Today's update on Operation Creative heralds the attack on advertising revenues as a "major success." As the PIPCU reports, its efforts have managed to bring about a 73 percent decrease in ads from the UK's biggest digital marketing companies appearing on illegal sites. "Highlights include the automotive, food and drink and real estate sectors, whose advertising has almost entirely stopped appearing on pirate sites." How did they arrive at this figure, exactly? Well, as the BBC explains, a research firm looked at 17 websites offering illegal content during two three-month stints in 2013 and 2015, and noted this significant decrease in adverts appearing from "top ad spending companies."

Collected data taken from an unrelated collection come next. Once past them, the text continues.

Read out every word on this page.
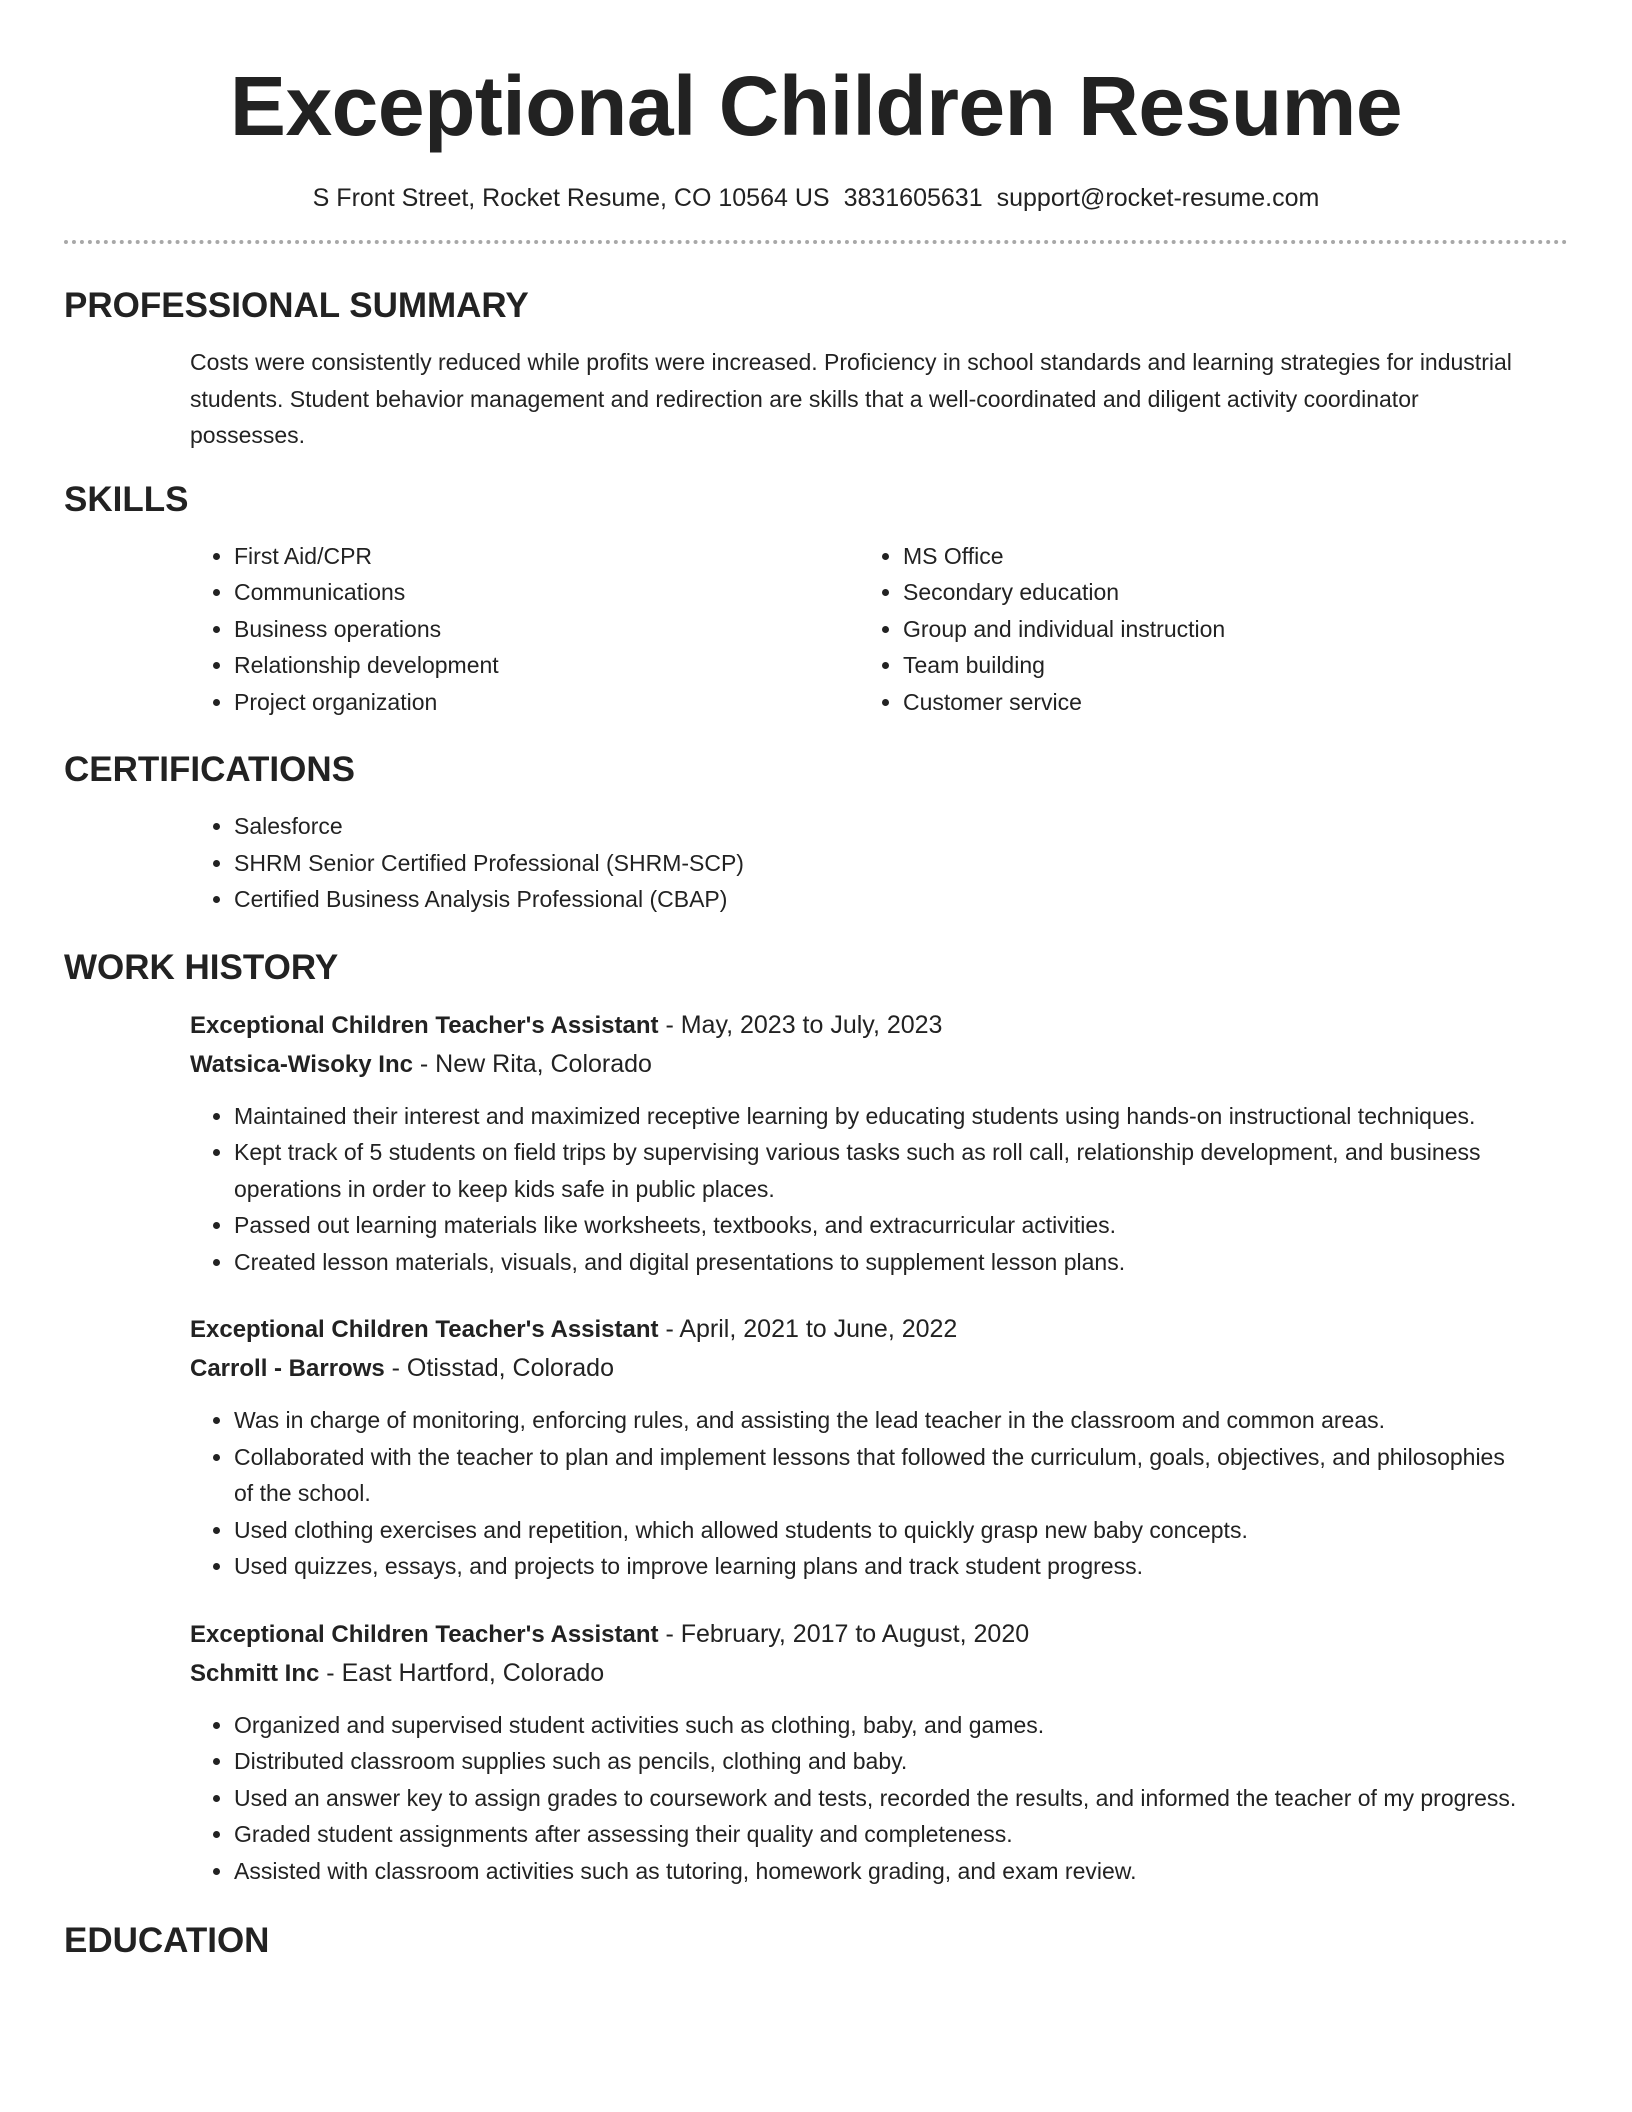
Exceptional Children Resume
S Front Street, Rocket Resume, CO 10564 US 3831605631 support@rocket-resume.com
PROFESSIONAL SUMMARY

Costs were consistently reduced while profits were increased. Proficiency in school standards and learning strategies for industrial students. Student behavior management and redirection are skills that a well-coordinated and diligent activity coordinator possesses.

SKILLS
• First Aid/CPR
• Communications
• Business operations
• Relationship development
• Project organization
• MS Office
• Secondary education
• Group and individual instruction
• Team building
• Customer service
CERTIFICATIONS
• Salesforce
• SHRM Senior Certified Professional (SHRM-SCP)
• Certified Business Analysis Professional (CBAP)
WORK HISTORY
Exceptional Children Teacher's Assistant - May, 2023 to July, 2023
Watsica-Wisoky Inc - New Rita, Colorado
• Maintained their interest and maximized receptive learning by educating students using hands-on instructional techniques.
• Kept track of 5 students on field trips by supervising various tasks such as roll call, relationship development, and business operations in order to keep kids safe in public places.
• Passed out learning materials like worksheets, textbooks, and extracurricular activities.
• Created lesson materials, visuals, and digital presentations to supplement lesson plans.
Exceptional Children Teacher's Assistant - April, 2021 to June, 2022
Carroll - Barrows - Otisstad, Colorado
• Was in charge of monitoring, enforcing rules, and assisting the lead teacher in the classroom and common areas.
• Collaborated with the teacher to plan and implement lessons that followed the curriculum, goals, objectives, and philosophies of the school.
• Used clothing exercises and repetition, which allowed students to quickly grasp new baby concepts.
• Used quizzes, essays, and projects to improve learning plans and track student progress.
Exceptional Children Teacher's Assistant - February, 2017 to August, 2020
Schmitt Inc - East Hartford, Colorado
• Organized and supervised student activities such as clothing, baby, and games.
• Distributed classroom supplies such as pencils, clothing and baby.
• Used an answer key to assign grades to coursework and tests, recorded the results, and informed the teacher of my progress.
• Graded student assignments after assessing their quality and completeness.
• Assisted with classroom activities such as tutoring, homework grading, and exam review.
EDUCATION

The problem with stats are: sometimes they mean what you want them to mean. Forgiving the relatively small website sample size, PIPCU do have a legitimate reason to gush over the 73 percent decline in big-name ads. For some sites, at least, it means they're now working with a smaller pool of advertisers, some of which might not pay as well as the ones they've lost. But in our experience, even the most well-known illegal content portals typically host ads pushing porn, malware and ropey online games, and always have done.
The information we're sorely missing is what kind of impact this is having, if any. Are illegal websites actually suffering to any great degree, or are the adverts that still run on these portals keeping them as well-funded as they've always been? Is anyone looking for the latest episode of True Detective legitimately put off by the lack of big-brand ads on their go-to torrent site?
Furthermore, is the PIPCU's website blacklist comprehensive enough to starve illicit sites out of existence and deter piracy as a result? We're not so sure. As site-blocking at the ISP level has taught us, proxies are a pirate's best friend. The PIPCU might be celebrating a small victory today, but chances are that one statistic is almost meaningless in a war that often seems will never be won.